Vlasov Plasma Turbulence in the Solar Wind at Proton Kinetic Scales
Abstract:Solar-wind heating through turbulent dissipation at kinetic wavelengths represents one of the most studied and challenging problems in the field of space plasma physics. In this work, kinetic effects in the turbulent solar-wind plasma are investigated by means of multi-dimensional simulations of the hybrid Vlasov-Maxwell (HVM) model . Using 5D (2D in space and 3D in velocity space) and full 6D simulations of plasma turbulence, it is found that kinetic effects manifest through the deformation of the proton distribution function (DF), with patterns of non-Maxwellian features being concentrated near regions of strong magnetic gradients.

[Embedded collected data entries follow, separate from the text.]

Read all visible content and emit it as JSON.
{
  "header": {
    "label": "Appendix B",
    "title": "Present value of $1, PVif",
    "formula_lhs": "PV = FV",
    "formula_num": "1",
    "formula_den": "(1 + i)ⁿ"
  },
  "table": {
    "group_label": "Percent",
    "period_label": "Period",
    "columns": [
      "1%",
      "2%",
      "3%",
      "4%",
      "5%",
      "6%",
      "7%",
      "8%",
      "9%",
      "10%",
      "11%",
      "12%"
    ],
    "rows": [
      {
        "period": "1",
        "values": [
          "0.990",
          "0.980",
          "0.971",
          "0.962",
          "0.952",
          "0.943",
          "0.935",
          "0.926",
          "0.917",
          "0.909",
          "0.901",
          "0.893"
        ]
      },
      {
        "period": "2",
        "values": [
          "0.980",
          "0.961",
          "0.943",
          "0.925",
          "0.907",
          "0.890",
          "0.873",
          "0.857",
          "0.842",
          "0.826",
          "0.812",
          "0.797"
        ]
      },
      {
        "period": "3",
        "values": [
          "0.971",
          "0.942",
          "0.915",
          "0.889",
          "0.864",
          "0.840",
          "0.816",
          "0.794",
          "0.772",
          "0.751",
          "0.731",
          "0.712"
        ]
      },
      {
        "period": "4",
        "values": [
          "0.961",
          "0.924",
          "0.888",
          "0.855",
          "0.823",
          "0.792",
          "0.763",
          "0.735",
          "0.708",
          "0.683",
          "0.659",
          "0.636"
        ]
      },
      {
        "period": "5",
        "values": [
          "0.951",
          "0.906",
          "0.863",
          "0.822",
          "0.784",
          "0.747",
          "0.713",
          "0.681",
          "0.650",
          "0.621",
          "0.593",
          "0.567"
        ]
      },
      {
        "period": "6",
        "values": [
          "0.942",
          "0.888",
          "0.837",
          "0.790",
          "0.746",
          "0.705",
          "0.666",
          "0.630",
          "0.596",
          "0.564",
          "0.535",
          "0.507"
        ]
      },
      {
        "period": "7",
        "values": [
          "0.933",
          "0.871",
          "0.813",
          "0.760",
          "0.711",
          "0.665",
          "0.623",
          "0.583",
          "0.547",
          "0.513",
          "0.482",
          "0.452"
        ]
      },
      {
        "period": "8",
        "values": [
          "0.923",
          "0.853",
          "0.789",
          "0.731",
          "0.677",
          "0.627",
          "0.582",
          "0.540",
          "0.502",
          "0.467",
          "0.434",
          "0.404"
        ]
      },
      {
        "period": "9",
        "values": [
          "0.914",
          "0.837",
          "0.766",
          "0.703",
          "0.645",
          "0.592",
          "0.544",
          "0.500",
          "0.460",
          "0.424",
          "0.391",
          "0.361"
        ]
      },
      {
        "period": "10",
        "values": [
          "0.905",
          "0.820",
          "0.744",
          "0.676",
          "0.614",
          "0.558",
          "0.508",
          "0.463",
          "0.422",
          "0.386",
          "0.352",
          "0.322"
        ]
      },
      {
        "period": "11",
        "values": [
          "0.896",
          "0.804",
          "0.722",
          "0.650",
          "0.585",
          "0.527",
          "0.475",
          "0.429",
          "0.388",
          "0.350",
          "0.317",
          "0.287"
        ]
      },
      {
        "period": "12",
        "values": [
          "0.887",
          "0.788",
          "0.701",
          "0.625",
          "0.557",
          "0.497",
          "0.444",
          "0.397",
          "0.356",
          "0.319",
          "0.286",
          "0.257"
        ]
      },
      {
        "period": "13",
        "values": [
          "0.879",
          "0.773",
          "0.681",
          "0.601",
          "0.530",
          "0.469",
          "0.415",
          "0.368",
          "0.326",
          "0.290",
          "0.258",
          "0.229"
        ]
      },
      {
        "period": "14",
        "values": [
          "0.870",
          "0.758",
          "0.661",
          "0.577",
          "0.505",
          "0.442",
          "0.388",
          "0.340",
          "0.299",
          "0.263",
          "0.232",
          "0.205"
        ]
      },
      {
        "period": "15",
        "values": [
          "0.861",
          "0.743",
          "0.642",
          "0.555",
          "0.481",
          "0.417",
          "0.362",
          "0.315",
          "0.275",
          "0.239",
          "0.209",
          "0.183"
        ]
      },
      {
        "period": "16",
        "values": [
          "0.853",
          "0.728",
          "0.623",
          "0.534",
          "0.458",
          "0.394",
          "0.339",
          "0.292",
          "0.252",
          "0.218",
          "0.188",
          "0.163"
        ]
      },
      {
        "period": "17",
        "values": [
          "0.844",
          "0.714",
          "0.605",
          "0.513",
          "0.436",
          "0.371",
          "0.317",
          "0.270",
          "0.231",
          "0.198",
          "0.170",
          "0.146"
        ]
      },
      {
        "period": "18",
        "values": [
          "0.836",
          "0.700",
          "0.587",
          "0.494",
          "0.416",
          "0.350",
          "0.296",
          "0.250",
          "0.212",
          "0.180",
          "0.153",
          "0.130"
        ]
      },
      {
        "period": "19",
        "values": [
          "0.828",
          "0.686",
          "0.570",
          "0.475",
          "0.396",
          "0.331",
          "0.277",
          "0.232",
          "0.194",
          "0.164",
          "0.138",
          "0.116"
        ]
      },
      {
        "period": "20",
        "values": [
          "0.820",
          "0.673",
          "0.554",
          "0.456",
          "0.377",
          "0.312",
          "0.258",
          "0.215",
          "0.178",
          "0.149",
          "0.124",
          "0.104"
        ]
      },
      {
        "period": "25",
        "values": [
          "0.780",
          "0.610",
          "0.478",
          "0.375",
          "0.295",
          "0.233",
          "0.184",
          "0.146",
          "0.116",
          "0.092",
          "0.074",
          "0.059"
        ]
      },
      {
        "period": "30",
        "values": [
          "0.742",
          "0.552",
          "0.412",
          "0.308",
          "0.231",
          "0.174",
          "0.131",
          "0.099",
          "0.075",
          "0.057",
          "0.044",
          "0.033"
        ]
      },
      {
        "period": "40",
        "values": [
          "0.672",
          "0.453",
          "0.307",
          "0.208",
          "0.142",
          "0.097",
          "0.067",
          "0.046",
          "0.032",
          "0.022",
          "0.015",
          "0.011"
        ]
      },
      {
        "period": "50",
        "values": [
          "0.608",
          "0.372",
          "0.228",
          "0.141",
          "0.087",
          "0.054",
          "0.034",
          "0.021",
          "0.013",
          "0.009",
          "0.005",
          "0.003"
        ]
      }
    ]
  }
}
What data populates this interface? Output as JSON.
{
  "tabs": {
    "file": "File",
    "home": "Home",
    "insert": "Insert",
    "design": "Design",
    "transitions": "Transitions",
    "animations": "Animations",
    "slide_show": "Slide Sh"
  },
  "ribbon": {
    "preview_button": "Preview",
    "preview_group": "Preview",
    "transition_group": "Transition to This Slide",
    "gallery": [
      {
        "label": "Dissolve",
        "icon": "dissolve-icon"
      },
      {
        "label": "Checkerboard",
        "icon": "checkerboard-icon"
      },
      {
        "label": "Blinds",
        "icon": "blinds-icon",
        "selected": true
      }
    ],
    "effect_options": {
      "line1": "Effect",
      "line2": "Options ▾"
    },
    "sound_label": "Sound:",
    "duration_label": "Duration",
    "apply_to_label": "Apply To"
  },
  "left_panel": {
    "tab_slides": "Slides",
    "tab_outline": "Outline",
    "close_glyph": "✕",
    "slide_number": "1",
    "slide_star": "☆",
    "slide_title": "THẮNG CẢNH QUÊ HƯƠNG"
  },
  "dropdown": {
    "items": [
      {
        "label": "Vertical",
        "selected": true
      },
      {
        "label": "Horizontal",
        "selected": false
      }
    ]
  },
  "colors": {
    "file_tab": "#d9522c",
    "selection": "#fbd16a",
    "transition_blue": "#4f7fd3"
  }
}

Recent analyses  of solar-wind data from spacecraft aimed to quantify kinetic effects through the temperature anisotropy (T⊥/T//) on the proton velocity DF, with respect to the local magnetic field. Values of the anisotropy range broadly, with most values between 10-1and 10. Moreover, the distribution of temperature anisotropy depends systematically on the ambient proton parallel beta (β//), the ratio of parallel kinetic pressure to magnetic pressure, manifesting a characteristic rhomboidal shape.
In order to make contact with solar-wind observations, temperature anisotropy has been evaluated from an ensemble of HVM simulations , obtained by varying the global plasma beta and fluctuation level, in such a way to cover distinct regions of the parameter space defined by T⊥/T// and β//. The HVM simulations presented here demonstrate that, when the DF is free to explore the entire velocity subspace, new features appear as complex interactions between the particles and the turbulent background.
In particular, our numerical results indicate that the main direction of the proper temperature anisotropy, calculated in the main reference frame of the DF , has a finite probability of being along or across the ambient magnetic field, and is associated with magnetic intermittent events and with gradient-type structures in the flow and in the density. Comparison of numerical results with solar-wind data shows remarkable quantitative agreement.